The truth was, René’d just as soon read the dictionary from A to Z, but he’d taken the book anyway. It’d be a month before he’d have cause to open it. He’d finally given in one morning when his cellmate, a Croatian named Dinko who was serving ten for his part in a human trafficking scheme, had fished it out from under the mattress on the top bunk upon which René was reclined.
“What the fuck you think you’re doing?” René had growled, sitting up on the bed.
“I read,” Dinko answered, sitting on the toilet. “It helps with—” searching for the right word and then only com
ing up with a sound as if he’d learned to speak English while watching Saturday morning cartoons, “plop!”
“Well, it’s mine,” René snarled, dropping to the floor. “Give it back!”
Dinko opened it in his bare lap, showing no signs that he meant to do anything of the sort and said, “A book is for read.
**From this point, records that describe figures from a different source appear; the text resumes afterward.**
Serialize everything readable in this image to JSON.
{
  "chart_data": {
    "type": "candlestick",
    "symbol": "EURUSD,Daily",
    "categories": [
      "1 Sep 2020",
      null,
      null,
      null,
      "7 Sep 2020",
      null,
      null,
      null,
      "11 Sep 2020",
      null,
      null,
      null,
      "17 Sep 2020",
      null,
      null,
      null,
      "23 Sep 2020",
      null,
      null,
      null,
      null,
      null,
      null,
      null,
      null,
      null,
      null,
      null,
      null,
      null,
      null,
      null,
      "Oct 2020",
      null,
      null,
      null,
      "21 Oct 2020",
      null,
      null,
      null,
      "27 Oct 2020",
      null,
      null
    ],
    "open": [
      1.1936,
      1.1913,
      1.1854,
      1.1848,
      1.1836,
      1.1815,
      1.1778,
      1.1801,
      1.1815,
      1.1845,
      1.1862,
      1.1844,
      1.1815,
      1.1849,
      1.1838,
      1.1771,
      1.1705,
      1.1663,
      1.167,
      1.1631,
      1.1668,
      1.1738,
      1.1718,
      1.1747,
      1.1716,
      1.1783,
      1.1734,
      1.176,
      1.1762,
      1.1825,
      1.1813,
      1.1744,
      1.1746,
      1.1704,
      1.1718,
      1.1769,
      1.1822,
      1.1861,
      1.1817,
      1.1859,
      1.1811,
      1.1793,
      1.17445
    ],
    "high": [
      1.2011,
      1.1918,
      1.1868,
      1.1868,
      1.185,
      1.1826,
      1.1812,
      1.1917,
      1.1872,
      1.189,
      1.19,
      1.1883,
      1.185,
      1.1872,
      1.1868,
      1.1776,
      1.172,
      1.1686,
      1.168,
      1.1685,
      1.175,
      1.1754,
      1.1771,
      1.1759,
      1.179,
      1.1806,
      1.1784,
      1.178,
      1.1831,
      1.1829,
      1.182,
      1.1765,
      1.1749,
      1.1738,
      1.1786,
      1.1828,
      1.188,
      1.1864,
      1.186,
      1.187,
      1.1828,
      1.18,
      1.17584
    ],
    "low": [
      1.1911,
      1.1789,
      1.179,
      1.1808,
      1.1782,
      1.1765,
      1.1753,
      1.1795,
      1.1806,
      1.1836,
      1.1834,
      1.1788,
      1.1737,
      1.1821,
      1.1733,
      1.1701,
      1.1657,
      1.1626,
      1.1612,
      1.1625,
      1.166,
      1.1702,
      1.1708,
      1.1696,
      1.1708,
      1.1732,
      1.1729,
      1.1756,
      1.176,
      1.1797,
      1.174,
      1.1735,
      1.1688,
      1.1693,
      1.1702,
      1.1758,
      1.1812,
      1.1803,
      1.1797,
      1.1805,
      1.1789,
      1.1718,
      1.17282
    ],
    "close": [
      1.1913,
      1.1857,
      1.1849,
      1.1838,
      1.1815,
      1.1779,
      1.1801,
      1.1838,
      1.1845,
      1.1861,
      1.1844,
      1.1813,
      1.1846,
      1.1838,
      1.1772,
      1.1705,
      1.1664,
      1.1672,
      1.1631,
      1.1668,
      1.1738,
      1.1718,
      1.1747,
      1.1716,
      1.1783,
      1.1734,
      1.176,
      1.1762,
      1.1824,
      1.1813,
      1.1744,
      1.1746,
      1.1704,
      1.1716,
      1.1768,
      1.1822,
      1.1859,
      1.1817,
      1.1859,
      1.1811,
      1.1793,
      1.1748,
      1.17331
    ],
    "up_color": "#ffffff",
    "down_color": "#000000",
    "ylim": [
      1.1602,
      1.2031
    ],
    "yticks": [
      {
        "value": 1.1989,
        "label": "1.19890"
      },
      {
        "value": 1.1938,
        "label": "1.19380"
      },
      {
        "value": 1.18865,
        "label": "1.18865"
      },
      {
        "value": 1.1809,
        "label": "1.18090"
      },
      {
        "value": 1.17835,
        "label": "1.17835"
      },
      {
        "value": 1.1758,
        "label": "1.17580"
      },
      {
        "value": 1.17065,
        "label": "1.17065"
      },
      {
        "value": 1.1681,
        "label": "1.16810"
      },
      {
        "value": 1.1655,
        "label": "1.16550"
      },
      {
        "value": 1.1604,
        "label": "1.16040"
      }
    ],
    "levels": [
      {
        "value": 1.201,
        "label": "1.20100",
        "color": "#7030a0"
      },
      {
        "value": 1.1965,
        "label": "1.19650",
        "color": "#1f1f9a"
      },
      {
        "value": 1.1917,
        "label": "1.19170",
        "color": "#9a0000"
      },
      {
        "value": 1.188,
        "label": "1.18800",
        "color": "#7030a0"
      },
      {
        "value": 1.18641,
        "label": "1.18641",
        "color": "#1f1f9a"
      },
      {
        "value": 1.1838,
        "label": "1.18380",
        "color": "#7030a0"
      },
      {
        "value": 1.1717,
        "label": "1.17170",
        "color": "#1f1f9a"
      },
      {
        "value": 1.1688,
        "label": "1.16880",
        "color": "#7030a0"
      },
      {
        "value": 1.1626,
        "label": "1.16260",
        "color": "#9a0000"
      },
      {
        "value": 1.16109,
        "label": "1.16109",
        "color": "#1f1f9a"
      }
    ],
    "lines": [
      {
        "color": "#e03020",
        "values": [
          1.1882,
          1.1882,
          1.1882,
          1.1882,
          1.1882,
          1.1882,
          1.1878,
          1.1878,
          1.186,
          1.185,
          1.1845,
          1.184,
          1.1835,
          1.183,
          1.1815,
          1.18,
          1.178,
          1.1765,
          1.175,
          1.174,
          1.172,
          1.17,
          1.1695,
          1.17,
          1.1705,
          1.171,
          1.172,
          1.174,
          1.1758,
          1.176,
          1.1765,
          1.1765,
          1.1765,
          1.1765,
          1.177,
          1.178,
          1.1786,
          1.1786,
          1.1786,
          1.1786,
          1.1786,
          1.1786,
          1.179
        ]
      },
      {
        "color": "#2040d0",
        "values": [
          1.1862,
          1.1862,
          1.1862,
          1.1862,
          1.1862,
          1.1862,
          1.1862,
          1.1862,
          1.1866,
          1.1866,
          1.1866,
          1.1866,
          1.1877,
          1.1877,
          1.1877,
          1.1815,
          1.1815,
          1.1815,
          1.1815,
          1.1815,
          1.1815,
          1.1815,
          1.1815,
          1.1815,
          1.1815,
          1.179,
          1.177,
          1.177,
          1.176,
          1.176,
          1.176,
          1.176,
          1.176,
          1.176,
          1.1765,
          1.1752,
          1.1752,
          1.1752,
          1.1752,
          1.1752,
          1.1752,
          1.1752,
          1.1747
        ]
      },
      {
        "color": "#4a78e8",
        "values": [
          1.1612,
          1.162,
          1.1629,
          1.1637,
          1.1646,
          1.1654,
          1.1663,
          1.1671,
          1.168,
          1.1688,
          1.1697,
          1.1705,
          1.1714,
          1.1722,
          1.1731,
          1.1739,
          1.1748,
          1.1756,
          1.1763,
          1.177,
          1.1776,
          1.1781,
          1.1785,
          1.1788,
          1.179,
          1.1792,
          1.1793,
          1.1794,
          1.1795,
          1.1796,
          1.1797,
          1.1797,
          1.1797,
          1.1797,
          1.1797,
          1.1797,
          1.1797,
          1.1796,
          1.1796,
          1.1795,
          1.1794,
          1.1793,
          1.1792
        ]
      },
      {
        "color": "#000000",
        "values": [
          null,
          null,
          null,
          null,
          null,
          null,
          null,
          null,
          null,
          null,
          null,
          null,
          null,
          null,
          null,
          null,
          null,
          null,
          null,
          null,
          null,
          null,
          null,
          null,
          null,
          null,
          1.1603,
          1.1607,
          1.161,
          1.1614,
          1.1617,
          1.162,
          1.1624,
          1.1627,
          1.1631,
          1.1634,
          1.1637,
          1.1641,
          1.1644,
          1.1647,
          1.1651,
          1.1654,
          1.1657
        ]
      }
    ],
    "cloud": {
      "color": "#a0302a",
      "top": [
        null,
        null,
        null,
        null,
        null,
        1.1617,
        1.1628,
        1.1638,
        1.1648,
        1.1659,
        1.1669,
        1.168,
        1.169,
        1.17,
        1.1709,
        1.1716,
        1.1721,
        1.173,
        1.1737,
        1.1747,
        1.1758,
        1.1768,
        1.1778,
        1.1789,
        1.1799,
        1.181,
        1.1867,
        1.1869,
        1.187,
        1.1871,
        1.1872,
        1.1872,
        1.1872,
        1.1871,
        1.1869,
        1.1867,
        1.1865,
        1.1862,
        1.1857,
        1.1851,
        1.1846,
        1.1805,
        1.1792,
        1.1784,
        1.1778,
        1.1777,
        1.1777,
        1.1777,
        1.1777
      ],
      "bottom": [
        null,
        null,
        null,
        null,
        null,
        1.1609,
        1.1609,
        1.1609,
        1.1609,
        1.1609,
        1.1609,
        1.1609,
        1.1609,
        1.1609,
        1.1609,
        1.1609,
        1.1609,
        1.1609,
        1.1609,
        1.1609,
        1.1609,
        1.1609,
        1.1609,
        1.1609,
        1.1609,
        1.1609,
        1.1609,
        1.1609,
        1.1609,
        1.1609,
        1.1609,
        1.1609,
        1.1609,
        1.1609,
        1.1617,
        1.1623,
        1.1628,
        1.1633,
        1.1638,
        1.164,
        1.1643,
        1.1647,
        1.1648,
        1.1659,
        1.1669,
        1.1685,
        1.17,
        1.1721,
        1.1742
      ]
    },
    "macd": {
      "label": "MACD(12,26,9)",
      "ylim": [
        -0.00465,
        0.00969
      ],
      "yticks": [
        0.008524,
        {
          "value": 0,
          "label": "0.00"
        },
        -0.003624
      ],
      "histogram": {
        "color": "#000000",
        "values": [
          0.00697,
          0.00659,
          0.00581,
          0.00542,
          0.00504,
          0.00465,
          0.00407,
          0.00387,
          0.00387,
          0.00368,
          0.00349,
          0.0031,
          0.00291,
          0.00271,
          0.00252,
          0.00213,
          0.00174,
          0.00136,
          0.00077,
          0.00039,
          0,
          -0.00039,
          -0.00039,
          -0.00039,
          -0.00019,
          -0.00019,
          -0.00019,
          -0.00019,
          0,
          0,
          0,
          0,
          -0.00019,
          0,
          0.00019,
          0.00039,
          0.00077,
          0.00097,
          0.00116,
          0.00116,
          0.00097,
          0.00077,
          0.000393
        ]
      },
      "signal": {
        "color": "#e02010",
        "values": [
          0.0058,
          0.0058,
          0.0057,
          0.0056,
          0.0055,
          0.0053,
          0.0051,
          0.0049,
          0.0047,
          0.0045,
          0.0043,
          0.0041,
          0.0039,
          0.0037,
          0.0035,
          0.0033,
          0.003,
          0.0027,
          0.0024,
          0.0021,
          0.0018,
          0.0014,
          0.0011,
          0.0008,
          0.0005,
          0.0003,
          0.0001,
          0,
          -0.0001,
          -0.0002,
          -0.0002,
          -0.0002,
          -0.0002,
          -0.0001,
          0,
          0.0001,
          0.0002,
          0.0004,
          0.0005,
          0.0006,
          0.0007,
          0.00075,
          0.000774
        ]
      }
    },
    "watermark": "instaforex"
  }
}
What good is book sit under bed? No good, that is what. I read.”
René reached out and grabbed at it but Dinko was expecting that. He held on tight, gritting his teeth and staring back at René with hate in his eyes. It was the kind of look that could get you killed even in medium security. Dinko was a big man, pushing two-eighty with hands meant for crushing rock, but if it came to a fight René knew Dinko had a compressed vertebra from the car crash that had killed three of his “migrant workers” and had led to his incarceration. He could barely stand on a good day and sitting on the toilet with his pants at his ankles René gave himself better than even odds that he’d be the one walking away. Hell, if he could get the book away from him, he could beat him to death with it, which, if it came to that, would have been the only useful thing a book had ever done for him thus far.
Recalling the memory of being locked in a life-and-death struggle with a fat man on the shitter—over a book he didn’t even want to read—would give him plenty of hushed chuckles in the days to follow, but at that moment he’d never been more serious.
“Give it back!” he yelled and jerked one last time.
Dinko relinquished his hold at the same moment and René was flung back against the bed, his head knocking against the steel frame. The sharp pain turned his world red. He was on the verge of slapping that fat Croat fuck upside the head with the book gripped now as a bludgeon in both hands. But in the instant he was raising it to the task there arose an unmistakable plop! from between Dinko’s legs. That and the sudden smile parting the fat man’s mouth was enough to stay René’s hand.